Tuesday, October 11, 2011

Class Warfare? Who's the Aggressor?

Almost since the beginning of the Occupy Wall Street "movement," detractors like Mayor Bloomberg and other 1 percenters, have tried to characterize the protestors as engaging in or encouraging "class warfare." In a sense, it's true. The 99 percenters are out on the streets protesting what Wall Street represents—the rich getting richer, the poor getting poorer, and the middle class stagnating or shrinking. We often hear that the "rich," the corporations, the banks are the providers of jobs. Without them or by attacking them (according to Bloomberg), the protestors want to destroy the very underpinnings of the job creators.

Importantly, it has also been said that by not allowing corporations to pay their CEOs a "competitive" salary, those same CEOs—that irreplaceable talent poole of Harvard Business School knowhow—will go to work elsewhere, and America will lose its competitive edge.
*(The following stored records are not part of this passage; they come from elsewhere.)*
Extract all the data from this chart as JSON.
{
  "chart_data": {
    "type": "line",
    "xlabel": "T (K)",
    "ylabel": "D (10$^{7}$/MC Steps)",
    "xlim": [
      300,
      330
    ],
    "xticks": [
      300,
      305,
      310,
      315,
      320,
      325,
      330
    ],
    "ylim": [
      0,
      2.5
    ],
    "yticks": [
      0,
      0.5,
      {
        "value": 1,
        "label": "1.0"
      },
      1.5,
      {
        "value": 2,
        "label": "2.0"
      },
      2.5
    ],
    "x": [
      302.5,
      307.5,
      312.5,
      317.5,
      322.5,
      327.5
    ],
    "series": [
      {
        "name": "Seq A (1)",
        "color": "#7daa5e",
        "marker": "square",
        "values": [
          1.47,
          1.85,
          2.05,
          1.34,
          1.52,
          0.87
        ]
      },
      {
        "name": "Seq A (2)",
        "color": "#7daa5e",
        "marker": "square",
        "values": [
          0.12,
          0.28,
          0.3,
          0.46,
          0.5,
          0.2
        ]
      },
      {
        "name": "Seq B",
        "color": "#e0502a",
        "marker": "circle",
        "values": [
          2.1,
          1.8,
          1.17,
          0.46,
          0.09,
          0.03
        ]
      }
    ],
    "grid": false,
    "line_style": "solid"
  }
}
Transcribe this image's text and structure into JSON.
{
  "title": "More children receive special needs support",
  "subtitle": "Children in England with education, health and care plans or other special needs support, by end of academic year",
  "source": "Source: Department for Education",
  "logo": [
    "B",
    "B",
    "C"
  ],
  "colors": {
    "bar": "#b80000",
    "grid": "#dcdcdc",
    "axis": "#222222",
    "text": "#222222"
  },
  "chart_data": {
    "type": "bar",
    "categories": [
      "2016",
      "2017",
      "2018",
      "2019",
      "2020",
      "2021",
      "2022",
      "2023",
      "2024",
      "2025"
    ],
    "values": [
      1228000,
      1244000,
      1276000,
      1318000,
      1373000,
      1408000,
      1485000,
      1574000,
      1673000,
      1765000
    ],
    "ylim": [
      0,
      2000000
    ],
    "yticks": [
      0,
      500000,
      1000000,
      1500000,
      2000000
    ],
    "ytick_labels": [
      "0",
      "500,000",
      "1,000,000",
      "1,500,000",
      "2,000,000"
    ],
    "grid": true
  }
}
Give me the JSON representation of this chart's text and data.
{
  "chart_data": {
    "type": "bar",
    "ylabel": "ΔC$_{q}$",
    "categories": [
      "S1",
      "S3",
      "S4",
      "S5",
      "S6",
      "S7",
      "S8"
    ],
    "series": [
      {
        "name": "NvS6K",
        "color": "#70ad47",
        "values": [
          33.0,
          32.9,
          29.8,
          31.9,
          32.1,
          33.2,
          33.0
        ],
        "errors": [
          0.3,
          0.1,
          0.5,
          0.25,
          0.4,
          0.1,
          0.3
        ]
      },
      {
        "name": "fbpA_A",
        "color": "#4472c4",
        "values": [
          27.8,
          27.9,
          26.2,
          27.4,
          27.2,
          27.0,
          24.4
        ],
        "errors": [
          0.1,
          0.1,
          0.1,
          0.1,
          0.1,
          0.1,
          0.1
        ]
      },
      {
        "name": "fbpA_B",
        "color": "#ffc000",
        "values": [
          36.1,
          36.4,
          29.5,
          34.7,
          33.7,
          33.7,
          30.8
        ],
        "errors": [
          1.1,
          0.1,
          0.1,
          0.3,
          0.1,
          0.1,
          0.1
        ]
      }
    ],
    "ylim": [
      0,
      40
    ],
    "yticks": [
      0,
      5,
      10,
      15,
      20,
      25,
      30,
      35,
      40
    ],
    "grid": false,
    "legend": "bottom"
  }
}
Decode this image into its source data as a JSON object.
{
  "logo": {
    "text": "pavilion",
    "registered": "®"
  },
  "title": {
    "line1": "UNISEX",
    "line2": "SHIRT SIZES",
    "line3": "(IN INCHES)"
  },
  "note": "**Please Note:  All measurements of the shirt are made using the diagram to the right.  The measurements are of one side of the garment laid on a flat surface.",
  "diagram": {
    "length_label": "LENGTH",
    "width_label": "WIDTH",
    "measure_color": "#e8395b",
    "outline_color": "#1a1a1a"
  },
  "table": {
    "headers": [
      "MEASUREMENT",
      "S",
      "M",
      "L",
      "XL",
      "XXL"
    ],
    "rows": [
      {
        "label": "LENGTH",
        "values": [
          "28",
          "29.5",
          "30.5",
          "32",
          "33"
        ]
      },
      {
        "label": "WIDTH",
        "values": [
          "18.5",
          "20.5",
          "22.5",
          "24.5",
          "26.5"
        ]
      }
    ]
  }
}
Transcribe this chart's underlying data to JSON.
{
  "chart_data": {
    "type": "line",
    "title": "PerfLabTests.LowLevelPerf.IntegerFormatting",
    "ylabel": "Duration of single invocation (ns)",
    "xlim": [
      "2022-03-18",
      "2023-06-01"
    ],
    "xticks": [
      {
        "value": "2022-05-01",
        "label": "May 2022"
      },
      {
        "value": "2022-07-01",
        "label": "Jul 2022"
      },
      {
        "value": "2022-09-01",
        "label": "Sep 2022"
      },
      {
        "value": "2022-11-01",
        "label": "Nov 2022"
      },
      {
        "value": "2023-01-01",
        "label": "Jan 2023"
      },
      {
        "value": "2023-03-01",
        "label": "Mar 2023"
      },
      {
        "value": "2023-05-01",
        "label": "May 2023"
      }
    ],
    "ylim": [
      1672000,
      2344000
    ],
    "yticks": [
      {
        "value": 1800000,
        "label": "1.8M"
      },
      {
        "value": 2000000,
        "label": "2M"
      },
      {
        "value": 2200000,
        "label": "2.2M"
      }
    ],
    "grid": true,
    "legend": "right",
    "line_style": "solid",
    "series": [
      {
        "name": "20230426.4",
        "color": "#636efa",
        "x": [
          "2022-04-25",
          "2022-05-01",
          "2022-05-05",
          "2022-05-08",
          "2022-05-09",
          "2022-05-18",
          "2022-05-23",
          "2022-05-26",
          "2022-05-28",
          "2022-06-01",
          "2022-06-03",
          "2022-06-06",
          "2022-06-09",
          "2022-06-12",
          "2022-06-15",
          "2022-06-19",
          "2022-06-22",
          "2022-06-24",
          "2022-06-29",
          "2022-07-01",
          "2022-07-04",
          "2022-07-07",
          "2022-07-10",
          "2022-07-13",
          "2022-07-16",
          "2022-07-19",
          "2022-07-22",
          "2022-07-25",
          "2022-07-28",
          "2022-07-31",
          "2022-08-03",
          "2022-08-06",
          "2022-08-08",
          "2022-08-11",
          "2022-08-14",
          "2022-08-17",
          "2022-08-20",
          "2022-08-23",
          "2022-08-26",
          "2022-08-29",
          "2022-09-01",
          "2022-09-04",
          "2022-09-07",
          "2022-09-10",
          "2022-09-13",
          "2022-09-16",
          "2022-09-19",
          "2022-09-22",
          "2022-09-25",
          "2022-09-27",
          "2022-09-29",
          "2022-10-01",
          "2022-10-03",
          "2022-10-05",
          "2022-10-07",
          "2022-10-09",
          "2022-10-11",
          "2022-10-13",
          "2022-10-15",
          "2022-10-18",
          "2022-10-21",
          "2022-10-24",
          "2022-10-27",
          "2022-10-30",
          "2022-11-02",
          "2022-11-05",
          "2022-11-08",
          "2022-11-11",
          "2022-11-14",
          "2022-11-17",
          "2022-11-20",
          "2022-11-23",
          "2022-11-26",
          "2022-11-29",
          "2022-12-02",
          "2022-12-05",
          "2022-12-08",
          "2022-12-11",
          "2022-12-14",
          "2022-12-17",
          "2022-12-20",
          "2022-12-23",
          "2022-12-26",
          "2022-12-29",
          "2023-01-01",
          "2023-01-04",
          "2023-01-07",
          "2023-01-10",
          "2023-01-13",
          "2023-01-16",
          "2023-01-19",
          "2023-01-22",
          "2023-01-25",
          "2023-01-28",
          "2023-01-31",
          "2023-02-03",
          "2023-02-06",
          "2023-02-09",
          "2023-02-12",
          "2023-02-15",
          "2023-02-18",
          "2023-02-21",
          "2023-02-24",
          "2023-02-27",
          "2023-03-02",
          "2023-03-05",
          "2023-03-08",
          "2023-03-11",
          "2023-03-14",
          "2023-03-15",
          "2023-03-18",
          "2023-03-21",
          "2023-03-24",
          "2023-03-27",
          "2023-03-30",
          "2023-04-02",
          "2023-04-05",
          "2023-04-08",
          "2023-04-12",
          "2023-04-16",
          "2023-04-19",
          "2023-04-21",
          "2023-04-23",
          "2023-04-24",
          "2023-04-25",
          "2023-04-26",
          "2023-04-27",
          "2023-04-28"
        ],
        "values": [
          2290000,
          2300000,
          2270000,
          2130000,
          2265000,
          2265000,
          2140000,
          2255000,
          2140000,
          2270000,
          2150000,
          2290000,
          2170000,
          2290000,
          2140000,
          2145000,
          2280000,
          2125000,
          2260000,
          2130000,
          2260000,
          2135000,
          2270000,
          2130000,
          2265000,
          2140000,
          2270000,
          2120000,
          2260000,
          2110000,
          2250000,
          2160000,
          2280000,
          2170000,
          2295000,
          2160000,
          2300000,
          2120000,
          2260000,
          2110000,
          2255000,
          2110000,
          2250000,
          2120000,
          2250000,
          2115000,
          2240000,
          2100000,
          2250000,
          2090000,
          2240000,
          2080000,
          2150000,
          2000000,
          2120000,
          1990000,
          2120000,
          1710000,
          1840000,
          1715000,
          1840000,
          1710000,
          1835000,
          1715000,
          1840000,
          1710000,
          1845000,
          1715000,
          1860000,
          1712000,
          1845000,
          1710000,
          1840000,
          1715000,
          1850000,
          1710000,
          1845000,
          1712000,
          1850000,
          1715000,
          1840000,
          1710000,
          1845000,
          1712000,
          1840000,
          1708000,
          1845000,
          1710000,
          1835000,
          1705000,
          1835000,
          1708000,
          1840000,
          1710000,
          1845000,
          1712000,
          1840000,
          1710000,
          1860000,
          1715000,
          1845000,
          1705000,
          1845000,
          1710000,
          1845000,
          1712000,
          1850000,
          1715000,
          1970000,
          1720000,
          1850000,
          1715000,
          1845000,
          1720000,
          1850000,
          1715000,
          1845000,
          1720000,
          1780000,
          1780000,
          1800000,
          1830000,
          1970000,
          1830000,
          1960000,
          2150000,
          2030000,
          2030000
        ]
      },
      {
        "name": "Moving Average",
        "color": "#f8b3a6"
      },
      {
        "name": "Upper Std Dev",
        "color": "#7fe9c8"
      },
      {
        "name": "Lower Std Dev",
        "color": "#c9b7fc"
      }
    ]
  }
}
So, it is necessary to allow capitalism to do its work, to reward "hard" work and ingenuity without restriction; to allow banks to compete in the world banking system; to allow corporations to compete globally. It is said that we must have multinational corporations in the U.S. to take business and enterprise to the rest of the world.

Let's see...CEOs in the US whose compensation is restricted will go...where, exactly?

Well, according to Steve Eder (Reuters, Sept. 23, 2009), Chairman Jiang Jianqing, of the world's largest bank in China,  Industrial and Commercial Bank, made just $234,700 in 2008. Compare this to Jamie Dimon, CEO of the world's fourth-largest bank, JPMorgan Chase & Co, who made $19,600,000. Chairman Jianqing's compensation is less than 2 percent of Dimon's compensation.

So, let's say that the IRS code allowed for an individual income tax on Dimon's 19.2 million at a 50 percent rate...let's just say that, not that I'm proposing it; or let's say we just passed a law to squash such obscene compensation packages and paid Dimon and other CEOs just...oh...I don't know...10 percent of their former salaries.

I can hear the wailing and gnashing of teeth now. We'll lose Dimon and CEOs of American banks and American corporations to our competitors! I wouldn't bet on it. Where are they going to go? Dimon would still be making almost four times what his Chinese counterpart would make—not that I'm seriously suggesting that, either. This extreme example illustrates a point: there is no cogent argument detractors of Occupy Wall Street can make about class warfare and wanting to destroy jobs on Wall Street (symbolizing at least the too-big-to-fail banks and the two-big-for-their-britches American CEOs)

No, the class warfare is made by the banks, like Bank of America and Chase on their credit card holders, or now debit card holders (who made this switch to avoid the astronomically high, usury interest rates. BofA wants to charge a $5/month fee for debit cards, increase the swipe fees to merchants for debit cards. They want to force credit card use on the 99 percenters, rather than using debit cards. Chase wants to charge $20/month on checking accounts that don't keep a balance of at least $15,000 in the checking account. And with Congress' credit card reforms of 2009, which gave banks 90 days to set up their new weaponry, with interest rates starting at 17 percent interest, instead of the 9 percent interest before the reforms by Congress, most of the too-big-to-fail banks were able to begin grabbing even more of the 99 percenters' money and are now making even greater profits off the backs of ordinary Americans.

There simply are not enough shame-inducing adjectives to describe the real aggressors in this current issue of occupying Wall Street. It's unbridled greed, combined with lack of any real regulation on banks and banking "products" that pose the real warfare.

What I don't understand is how anyone who makes less that $50,000/year could ever fight on the side of the banks and the corporations in this "war." Talk about Ponzi schemes!